Voila pour la critique et la situation actuelle…
Le second niveau, là où on se demande ce qu’on peut bien faire, est plus délicat. En effet, pour la plupart des produits qui nous intéressent (ici le crash pad, mais aussi les fringues), les alternatives sont rares ou inexistantes. Essayez donc de vous trouver une chemise en coton bio (rappelons que le coton est une des cultures les plus polluantes) et qui ne soit pas cousue en Asie ! Pour ces produits, il ne reste que la décision mûrement réfléchie, le pesage des autres arguments (PME ou grand groupe ? vente directe ? etc.)., et le compromis…
Pour d’autres produits, il existe des alternatives (les chaussons en particulier, dont certains restent fabriqués en Europe ou même en France… de moins en moins).
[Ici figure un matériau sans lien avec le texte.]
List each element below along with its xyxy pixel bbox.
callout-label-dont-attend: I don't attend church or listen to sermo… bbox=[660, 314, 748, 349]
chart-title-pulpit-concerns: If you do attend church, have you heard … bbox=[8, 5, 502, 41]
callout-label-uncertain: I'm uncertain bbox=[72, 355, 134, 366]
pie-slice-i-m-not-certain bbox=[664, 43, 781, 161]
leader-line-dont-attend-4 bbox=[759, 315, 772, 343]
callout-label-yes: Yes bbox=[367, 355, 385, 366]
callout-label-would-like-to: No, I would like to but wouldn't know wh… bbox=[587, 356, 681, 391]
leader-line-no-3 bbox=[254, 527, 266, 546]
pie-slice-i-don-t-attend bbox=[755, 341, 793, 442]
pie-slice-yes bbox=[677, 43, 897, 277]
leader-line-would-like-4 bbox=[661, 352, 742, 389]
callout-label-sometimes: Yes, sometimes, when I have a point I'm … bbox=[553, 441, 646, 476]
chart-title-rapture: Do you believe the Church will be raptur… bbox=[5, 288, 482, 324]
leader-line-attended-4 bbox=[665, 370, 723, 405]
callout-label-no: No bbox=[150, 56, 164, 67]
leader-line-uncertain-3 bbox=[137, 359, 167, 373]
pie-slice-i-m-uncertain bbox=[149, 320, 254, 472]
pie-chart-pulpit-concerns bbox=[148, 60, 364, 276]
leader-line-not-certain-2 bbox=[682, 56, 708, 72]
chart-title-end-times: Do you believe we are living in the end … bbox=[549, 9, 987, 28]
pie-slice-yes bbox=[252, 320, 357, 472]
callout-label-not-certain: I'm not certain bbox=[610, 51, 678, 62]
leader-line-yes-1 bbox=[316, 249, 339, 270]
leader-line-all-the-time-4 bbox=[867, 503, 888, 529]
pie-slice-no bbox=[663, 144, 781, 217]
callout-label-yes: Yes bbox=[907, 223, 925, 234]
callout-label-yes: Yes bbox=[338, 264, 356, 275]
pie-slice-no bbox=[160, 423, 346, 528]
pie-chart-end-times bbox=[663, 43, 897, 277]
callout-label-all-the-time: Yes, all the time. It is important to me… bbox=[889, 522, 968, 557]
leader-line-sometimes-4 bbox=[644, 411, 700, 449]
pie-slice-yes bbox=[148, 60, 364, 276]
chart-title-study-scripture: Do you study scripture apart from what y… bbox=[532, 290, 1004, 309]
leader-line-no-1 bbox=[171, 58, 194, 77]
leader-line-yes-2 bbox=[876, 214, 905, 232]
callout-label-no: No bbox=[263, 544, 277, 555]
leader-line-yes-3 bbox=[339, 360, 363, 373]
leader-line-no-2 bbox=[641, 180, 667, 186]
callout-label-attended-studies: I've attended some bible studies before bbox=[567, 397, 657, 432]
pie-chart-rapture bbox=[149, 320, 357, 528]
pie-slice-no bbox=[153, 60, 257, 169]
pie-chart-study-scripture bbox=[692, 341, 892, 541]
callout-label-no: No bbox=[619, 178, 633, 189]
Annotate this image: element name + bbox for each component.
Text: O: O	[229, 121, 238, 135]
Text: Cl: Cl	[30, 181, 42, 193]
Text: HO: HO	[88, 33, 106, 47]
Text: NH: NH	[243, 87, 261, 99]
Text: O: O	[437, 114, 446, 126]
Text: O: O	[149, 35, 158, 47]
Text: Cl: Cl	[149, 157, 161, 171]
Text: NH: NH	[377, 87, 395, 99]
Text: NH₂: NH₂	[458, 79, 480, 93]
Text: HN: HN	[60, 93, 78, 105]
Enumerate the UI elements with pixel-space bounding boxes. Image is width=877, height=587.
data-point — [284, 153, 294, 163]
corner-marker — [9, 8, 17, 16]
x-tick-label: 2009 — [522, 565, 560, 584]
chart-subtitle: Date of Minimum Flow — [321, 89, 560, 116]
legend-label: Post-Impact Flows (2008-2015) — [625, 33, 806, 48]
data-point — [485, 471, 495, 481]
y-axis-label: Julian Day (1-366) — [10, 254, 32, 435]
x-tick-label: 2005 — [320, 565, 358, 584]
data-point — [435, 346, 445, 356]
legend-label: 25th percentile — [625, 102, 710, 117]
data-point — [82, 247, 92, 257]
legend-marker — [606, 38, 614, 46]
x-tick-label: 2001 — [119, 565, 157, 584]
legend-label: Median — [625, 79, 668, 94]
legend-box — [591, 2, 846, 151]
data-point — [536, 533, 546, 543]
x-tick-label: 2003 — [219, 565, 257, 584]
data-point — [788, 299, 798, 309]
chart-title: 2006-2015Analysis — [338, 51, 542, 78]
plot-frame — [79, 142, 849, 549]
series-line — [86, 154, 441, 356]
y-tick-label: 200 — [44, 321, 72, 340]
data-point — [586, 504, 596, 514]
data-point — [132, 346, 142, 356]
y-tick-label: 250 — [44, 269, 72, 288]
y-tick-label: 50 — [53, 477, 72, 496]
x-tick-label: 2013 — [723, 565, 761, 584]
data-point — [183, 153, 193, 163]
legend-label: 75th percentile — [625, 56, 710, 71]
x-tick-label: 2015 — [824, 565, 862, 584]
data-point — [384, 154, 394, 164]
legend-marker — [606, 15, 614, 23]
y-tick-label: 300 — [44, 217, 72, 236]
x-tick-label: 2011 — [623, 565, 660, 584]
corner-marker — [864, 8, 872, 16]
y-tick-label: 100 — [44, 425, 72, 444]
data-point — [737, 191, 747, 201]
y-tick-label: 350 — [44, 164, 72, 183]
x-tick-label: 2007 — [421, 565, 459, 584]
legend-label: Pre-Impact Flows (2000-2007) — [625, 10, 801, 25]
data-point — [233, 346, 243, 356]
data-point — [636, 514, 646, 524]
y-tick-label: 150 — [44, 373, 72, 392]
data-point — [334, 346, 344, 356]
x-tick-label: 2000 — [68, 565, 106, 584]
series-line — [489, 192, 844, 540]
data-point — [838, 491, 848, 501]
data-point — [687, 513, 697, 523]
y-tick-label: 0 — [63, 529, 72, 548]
C’est quand on a nos sous en main qu’on a toujours le pouvoir de faire un choix, et c’est déjà bien de se poser des questions telles que : Pourquoi ce détaillant plus qu’un autre ? Qui est cette marque, ces gens à qui je vais donner de mon argent ? Le méritent-ils plus que les autres ? Comment ce produit est-il arrivé ici ? Qui a réellement fabriqué ce chausson ? Une jeune couturière chinoise, ou une dame qui pourrait être ma voisine ? Je donne de l’argent à qui, là, des actionnaires, ou un indépendant ? Le prix est-il mon seul critère ? etc…
Il est toujours possible de téléphoner au fabricant, de poser des questions, de creuser le sujet, de se faire son idée… et evidemment, les solutions parfaites n’existent pas : un chausson fabriqué à la main par un artisan utilisera peut-être une gomme chinoise bien crado…
C’est à cet instant, quand on est prêts à signer le chèque, qu’on a le plus grand pouvoir de dire ce qu’on pense de tel ou tel fabricant, au sens large. Dans un monde où, malheureusement, l’argent a pris le pas sur beaucoup de moyens d’expression, il est important de prendre conscience du pouvoir de re-distribution que nous avons, chacun de nous.
Cadeau :
Il y a évidemment des gens infiniment plus cultivés que moi sur ces sujets, alors je me permets de vous recommander le livre d’Armand Farrachi « Les ennemis de la Terre ».
Et pour aller plus loin :
• Le très bon livre de Bernard Marris « Anti-Manuel d’Economie »
• Le site de Max Havelaar ;
• L’association Action Consommation ;
1- Ce n’est pas pour rien que certaines marques asiatiques récemment débarquées sont nettement moins chère que les autres, pour une qualité comparable.